Let us witness Germany make significant changes in its telecommunication infrastructure. I'm sure there was a thorough report suggesting upgrades that were necessary immediately for the sake of their intranet's safety and protection. Encryption experts are paid well if you can deliver a functioning system. The Germans are good at implementing necessary technologies in areas of high value. In fact I don't think I know anyone who can hack into their system now. The Germans do not lack technological depth. And what is interesting too is how there is much less censorship in Berlin than there is in New York. It's different. It's as if the war left them traumatized to discriminate in the slightest overture. The pendulum is still way to the left after enduring such a smashing at the hands of the right. But the tolerance is more like an evolution of what is morally just and what is truly free speech. There appears to be a better balance of right and wrong there than other cities in the world.

It is true that the Internet is not a good place for secrets. It might seem pretty obvious now in today's zeitgeist but I don't think everyone was aware of that during the initial years of Web development. Part of our message was this: that the future of communications should be regarded as transparent, and that if there are hidden secrets somewhere within cyberspace it won't take long for them to be exposed. We strived to communicate this through our actions.

Those within the intelligence community knew this moment was coming for years. They knew what I had done with Mendax and what my rubber hose program was so it was no surprise that websites were developing to act as a table for secrets to be plated for consumption. Michael Hayden, head of the NSA and then the CIA, admitted that they were aware that a website dedicated to exposing hidden truths was the next phase of whistle blowing.
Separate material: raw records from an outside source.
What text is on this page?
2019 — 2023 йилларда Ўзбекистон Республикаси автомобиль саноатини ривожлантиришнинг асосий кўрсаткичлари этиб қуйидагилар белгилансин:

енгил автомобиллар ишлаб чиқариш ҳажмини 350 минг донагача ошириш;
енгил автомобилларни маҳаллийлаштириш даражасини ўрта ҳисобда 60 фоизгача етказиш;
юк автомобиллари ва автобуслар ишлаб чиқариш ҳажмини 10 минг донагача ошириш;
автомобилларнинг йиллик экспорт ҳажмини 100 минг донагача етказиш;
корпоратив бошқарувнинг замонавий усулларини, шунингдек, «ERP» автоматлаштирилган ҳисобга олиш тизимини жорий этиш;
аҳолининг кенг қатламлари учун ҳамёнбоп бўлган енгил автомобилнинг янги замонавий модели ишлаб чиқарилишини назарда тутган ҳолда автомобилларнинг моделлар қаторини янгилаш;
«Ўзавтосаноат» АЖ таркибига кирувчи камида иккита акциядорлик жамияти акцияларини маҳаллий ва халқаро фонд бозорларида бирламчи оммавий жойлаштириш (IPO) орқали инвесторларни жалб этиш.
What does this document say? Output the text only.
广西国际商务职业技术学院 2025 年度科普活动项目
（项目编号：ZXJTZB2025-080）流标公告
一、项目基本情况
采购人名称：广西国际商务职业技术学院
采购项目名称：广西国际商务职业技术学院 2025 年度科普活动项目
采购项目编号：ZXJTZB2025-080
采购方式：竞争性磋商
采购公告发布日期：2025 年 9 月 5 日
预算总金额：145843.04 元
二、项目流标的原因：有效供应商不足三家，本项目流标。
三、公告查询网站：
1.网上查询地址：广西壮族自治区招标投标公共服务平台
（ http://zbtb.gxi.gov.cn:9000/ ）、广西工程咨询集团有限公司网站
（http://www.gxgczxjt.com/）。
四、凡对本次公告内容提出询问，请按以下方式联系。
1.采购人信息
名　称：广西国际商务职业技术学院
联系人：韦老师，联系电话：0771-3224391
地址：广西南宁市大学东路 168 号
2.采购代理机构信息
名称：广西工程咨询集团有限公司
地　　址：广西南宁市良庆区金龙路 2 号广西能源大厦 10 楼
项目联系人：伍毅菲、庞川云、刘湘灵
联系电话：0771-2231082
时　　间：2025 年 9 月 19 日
The leaders of the global intelligence networks were too smart to be caught ill prepared, but what is interesting is how they sat and waited until our movement had evolved so there was a figurehead to attack. Some of our people had warned me not to step out from the shadows so that the organization could function as a headless snake that could remain immune from the harsh criticisms that would eventually be leveled at me - as the public face of the transparency movement. I didn't help things either when I used inflammatory language. I read some of things I said at the time and cringe - not due to what I said but at how I said it. It might be too easy to dismiss it as immaturity but that's what I have done. But was I still too immature when I stepped voluntarily into this embassy, leaving my coveted freedom behind for years? And I didn't even have a defined exit strategy.